アラサー女子の恋愛事情

アラサー女子の恋愛事情 “Laggies”

監督:リン・シェルトン

出演:キーラ・ナイトレイ、クロエ・グレース・モレッツ、サム・ロックウェル、
   ケイトリン・デヴァー、ジェフ・ガーリン、エリー・ケンパー、
   マーク・ウェバー、ダニエル・ゾヴァット、グレッチェン・モル

評価:★★★




 学校を卒業して何年も経ち、30代が目前に迫る。父親の会社ではあるけれどアルバイトの仕事があり、学生時代からの恋人からはプロポーズ。おそらくこのまま流されて生きても不自由ない暮らしが待っている。けれど『アサラー女子の恋愛事情』のヒロインは、そんな生き方に今更ながら疑問を持つ。そう、これは自分探しの物語だ。

 自分探しをテーマに置いた映画には気をつけた方が良い。散々人生に迷った挙句、自分が進むべき道のヒントを獲得して満足するのが関の山。そんなのは物語にするまでもない。この映画のヒロインの自分探しも、そういう意味で特別なところは何もない。ただ、彼女の切実さに実感がこもっているので、ちょっとした人生の寄り道に付き合ってみたくなる。

 ここでいう実感とは、社会に出た友人たちがどんどん立派になり、結婚を考え、今までとは違うステージに上がっていくときの、自分だけが社会からうっすら切り離されたような、誰からも取り残されたような、漠然としたあの不安感のことだ。「別れが惜しいのは、誰が死にかけているときだけ」と冷めた気配で言ってのけるヒロインが、人知れず抱えるもやもやが意外なほど生々しい。

 キーラ・ナイトレイがこの役柄を手掛けるのは珍しい。落ち着いた物腰と知性でコスチューム劇に綺麗にハマるナイトレイが、デビューのときから変わらない豊かな表情を有効活用する。愚かな行動に走っても決してバカには見えず、でもその場を冷静に取り繕ってもどこか滑稽だ。仲間と一緒にいるときの居心地の悪さに真実味がある。

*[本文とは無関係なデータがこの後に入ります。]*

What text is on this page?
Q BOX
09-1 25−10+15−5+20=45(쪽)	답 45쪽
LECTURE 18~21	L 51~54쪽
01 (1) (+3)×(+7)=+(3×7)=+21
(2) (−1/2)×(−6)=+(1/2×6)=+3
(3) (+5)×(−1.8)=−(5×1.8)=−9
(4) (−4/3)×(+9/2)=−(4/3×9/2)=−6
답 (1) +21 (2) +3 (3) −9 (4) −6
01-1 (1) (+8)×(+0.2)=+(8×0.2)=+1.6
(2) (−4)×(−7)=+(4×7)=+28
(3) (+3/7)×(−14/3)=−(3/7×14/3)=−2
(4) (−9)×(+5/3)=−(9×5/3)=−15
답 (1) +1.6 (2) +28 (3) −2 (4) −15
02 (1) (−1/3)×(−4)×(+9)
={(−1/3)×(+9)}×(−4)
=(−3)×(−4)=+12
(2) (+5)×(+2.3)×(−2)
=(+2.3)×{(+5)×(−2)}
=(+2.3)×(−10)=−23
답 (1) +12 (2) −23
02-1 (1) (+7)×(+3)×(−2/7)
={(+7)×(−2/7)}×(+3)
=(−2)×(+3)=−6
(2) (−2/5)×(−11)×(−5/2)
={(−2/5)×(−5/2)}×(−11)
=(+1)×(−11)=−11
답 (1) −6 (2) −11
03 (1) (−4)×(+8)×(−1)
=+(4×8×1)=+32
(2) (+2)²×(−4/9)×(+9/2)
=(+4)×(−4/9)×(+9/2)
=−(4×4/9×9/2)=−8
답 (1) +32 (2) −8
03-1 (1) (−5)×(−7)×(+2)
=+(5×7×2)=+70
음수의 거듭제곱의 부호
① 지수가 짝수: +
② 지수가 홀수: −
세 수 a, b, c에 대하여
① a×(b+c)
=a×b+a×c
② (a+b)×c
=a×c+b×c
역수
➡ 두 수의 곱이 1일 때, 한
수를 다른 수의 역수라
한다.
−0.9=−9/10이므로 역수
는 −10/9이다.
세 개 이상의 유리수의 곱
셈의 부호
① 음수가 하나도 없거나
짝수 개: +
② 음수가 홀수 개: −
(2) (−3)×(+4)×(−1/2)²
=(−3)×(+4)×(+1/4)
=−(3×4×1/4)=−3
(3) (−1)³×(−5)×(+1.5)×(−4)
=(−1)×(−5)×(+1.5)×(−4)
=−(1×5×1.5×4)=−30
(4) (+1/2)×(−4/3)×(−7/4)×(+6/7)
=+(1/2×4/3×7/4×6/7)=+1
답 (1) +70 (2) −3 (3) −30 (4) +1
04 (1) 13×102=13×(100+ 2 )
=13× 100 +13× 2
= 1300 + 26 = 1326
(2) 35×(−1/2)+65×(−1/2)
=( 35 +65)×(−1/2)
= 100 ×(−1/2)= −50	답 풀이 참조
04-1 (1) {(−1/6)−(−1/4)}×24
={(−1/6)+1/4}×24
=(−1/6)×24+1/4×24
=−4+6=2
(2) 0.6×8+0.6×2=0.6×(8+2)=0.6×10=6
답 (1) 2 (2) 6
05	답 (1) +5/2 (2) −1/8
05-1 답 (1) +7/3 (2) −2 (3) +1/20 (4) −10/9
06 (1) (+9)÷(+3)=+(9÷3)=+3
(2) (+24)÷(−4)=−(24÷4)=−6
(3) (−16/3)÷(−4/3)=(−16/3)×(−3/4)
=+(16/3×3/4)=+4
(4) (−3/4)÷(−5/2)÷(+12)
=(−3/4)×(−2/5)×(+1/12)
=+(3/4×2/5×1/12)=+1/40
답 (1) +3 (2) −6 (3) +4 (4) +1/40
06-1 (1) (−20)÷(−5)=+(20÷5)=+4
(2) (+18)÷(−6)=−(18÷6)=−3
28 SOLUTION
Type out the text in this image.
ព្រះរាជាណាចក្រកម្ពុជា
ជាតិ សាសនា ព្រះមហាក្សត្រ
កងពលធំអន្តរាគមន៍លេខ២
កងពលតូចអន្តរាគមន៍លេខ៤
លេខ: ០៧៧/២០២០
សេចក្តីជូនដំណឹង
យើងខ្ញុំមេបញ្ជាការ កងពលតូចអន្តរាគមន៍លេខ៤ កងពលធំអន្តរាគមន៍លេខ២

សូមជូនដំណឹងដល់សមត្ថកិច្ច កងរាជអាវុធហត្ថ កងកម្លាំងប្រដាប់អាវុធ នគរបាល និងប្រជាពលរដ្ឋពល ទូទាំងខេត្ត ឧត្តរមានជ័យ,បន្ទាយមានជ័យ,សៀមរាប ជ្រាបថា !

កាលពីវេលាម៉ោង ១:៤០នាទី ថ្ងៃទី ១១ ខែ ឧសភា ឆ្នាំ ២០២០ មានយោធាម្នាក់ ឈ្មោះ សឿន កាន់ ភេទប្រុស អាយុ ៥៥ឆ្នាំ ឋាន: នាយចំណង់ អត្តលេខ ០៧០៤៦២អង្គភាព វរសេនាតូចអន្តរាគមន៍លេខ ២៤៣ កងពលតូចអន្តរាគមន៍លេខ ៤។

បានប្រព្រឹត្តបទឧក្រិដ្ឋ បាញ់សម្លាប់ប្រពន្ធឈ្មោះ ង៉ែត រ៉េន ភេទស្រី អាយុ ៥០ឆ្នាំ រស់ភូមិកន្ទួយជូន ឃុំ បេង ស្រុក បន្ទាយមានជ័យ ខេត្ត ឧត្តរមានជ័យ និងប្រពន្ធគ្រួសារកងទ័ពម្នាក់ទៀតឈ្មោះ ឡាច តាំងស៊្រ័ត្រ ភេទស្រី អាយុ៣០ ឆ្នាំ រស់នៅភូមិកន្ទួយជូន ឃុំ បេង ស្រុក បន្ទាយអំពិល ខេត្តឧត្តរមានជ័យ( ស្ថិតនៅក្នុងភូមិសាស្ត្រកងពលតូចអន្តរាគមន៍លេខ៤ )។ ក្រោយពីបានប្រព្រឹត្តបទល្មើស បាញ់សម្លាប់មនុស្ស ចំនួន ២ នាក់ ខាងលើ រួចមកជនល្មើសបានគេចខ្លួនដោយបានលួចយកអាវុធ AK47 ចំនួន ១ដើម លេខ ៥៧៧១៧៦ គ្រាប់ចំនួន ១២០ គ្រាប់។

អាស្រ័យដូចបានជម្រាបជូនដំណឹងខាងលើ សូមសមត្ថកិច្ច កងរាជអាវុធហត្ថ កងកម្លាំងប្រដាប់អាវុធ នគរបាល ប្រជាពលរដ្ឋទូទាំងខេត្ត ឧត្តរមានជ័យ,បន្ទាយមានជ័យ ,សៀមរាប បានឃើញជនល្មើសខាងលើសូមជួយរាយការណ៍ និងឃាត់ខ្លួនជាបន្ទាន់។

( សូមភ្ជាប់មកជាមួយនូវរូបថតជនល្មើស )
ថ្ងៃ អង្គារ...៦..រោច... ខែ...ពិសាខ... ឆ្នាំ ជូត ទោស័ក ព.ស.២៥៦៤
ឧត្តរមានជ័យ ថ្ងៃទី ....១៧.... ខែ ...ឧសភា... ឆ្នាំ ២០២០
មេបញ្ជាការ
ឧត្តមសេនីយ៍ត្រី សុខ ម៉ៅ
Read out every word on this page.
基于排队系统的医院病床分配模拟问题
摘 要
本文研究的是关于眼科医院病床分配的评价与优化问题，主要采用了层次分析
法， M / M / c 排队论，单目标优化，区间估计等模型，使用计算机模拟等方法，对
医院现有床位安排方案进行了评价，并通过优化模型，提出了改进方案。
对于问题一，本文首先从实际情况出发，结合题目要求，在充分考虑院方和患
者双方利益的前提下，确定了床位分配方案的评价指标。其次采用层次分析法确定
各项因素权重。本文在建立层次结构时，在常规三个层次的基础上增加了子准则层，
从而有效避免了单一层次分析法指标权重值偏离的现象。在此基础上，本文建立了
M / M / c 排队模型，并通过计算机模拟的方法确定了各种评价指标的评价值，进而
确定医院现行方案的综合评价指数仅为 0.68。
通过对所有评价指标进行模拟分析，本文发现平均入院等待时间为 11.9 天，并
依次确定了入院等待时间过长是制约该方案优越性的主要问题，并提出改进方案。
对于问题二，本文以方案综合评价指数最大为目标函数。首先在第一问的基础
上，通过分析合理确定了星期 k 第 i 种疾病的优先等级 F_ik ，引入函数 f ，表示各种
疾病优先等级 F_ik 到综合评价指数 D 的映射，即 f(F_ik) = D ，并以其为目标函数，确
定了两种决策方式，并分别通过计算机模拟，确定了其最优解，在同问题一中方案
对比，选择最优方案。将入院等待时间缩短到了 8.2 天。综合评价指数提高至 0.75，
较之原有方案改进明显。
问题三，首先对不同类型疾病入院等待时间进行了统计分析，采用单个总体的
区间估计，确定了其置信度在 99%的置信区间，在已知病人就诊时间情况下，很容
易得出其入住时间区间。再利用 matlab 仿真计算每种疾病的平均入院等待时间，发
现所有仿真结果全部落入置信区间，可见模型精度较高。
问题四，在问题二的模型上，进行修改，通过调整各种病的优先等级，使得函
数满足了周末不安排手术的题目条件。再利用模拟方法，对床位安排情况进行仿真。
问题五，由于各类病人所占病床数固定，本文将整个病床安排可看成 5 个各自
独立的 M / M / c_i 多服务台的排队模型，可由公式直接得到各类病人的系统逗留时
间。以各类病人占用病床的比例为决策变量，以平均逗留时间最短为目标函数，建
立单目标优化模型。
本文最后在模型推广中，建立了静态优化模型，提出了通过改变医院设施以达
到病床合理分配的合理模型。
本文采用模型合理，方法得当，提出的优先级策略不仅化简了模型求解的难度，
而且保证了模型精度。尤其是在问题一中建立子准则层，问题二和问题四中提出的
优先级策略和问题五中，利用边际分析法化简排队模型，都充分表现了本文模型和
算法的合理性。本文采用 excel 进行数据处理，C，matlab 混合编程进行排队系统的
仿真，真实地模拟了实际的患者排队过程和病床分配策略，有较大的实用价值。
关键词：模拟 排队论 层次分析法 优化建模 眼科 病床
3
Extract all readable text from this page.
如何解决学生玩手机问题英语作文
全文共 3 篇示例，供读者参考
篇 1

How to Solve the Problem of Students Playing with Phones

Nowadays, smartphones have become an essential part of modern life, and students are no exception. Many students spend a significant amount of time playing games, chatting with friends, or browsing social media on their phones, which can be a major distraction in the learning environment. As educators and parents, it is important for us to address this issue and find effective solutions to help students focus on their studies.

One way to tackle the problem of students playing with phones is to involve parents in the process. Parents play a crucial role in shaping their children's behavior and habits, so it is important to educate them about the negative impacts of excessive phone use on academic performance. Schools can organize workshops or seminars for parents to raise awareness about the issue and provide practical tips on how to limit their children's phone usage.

 そんなナイトレイが転がり込むのが、サム・ロックウェルとクロエ・グレース・モレッツが演じる父と娘の家庭だ。まず娘のモレッツと仲良くなり、続いて父のロックウェルとの間に恋愛感情を抱く。これがチープな関係に映らないのは、モレッツが過去の、ロックウェルが未来の象徴として機能しているからだ。モレッツとの関係に楽しかった学生時代を思い出しながら、けれどこれからの自分はロックウェルが生きる未来に向かわなければならない。それを説教臭くなることなく魅せる。3人の関係には、ある程度年の離れた人との付き合いがもたらす、新たなる価値観の重要性も滲んでいるだろう。

 セリフもなかなか面白い。例えばこんな恋人論。「若い頃は一緒にバカができれば、それでいい。歳を取ると、“バカなことの定義”が同じじゃないと上手く行かない」。小粋な苦みが静かに沁みる。そんなセリフの数々をちゃんと肌に馴染ませて伝えるナイトレイやロックウェルは、なかなかの好演と言える。ちなみにふたりのキスシーンはぎこちなさが本当っぽくて良い。どうでも良いか。